We headed first to the Unga Kaijo area. This is located along the banks of the Otaru canal. The hundreds of lanterns dotted along the river made quite a sight, and the restored warehouses on either side of the canal made us feel like we were back in the 1800s.
Even better for me was the Temiyasen Kaijo area, which runs for about 500m along the tracks of the former Temiyasen railway line. This felt like being in an actual fairytale. The small path was narrow and felt very local. Everywhere were lit lanterns and illuminated snow statues. There were even small ice slides and igloos. A few food stalls were present - we ended up buying dinner at one and eating the yakisoba while warming our hands over their fire barrel.
Which is better?
Personally I loved the atmosphere in Otaru, so I wished we had chosen to spend the night there and not go back to Sapporo. Of course, it is best to do both spread out over two days.
What is a good itinerary?
Personally I went over a three-day weekend and spent time only in Sapporo and Otaru. If you have more time, I recommend spending some time at one of the ski resorts close to Sapporo such as Sapporo Kokusai or Kiroro Ski Resort. Of course you can go even further afield to Hakodate and Lake Toyako. We are able to plan your trip for you if you need help, check out https://omakase-tour.com/customized-holiday/
Other festivals in Hokkaido
I have never been to these, but there are a couple of other snow festivals in Hokkaido.
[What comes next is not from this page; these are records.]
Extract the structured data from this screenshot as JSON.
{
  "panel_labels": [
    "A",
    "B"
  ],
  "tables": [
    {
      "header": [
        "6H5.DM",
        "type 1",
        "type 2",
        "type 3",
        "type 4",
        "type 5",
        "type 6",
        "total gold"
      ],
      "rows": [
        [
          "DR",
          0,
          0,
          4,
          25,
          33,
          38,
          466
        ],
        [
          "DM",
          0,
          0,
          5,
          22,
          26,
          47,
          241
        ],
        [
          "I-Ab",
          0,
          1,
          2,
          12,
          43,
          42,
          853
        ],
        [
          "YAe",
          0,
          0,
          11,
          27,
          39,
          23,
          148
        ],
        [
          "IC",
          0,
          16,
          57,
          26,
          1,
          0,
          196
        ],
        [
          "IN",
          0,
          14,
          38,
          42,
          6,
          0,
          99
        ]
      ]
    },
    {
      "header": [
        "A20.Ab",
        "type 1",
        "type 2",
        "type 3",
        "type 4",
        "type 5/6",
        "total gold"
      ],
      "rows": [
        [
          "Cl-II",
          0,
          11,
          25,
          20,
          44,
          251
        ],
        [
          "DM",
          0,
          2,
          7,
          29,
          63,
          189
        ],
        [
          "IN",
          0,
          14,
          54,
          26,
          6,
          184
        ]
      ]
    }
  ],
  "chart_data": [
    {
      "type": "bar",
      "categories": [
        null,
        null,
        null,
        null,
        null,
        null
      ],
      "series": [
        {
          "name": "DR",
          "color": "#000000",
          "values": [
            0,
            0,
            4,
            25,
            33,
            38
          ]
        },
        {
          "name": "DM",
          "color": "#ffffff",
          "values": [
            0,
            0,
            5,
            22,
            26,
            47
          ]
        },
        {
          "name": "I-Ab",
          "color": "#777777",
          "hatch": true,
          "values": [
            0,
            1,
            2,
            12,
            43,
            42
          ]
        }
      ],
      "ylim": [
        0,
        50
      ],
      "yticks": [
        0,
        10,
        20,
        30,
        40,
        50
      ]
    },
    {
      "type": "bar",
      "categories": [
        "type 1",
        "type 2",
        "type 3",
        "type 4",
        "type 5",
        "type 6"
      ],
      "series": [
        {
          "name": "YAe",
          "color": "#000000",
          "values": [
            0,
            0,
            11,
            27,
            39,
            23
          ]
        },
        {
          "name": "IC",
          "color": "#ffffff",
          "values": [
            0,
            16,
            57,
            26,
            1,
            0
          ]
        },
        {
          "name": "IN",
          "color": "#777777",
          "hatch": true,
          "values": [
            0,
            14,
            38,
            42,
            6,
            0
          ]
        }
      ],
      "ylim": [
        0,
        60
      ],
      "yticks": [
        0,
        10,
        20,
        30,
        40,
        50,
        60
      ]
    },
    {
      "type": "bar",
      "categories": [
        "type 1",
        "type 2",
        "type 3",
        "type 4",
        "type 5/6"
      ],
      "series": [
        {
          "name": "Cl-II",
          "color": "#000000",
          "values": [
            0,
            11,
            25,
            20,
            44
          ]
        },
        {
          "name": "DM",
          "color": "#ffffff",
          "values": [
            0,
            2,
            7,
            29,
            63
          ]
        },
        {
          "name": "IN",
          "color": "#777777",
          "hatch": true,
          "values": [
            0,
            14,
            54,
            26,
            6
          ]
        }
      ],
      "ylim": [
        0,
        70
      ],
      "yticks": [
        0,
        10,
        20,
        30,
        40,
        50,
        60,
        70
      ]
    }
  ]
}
There is the Asahikawa Winter Festival, which is held at the same time as the Sapporo Festival so can also be combined in one visit. They have gigantic snow sculptures, even bigger than in Sapporo. They actually hold the World Record for the largest snow sculpture, a 30m tall fortress made in 1994. They also have night illuminations, fireworks and playgrounds for kids.
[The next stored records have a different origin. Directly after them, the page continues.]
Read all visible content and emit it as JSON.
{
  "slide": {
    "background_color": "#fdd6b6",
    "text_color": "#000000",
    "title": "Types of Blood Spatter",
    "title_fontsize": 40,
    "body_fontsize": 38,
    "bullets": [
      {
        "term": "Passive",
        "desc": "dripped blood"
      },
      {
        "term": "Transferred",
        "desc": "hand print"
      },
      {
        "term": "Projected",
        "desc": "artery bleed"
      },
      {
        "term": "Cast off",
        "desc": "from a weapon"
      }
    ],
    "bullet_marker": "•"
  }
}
There is also the Chitose Lake Shikotsu Ice Festival which is held at Lake Shikotsu within Shikotsu-Toya National Park, 45 minutes from Sapporo. The highlight is said to be the colourful light displays at night, they look like something out of Candyland. There are plenty of ice sculptures, a large ice slide and an ice skating rink, along with many stalls selling food and local products. If you visit this festival you should stay the night as Lake Shikotsu is a popular onsen area so you can warm up in the hot spring after freezing during the festival.
PLEASE NOTE THAT THESE FESTIVALS ARE CANCELLED FOR 2021 DUE TO CORONAVIRUS. Use this guide as motivation to plan for next year.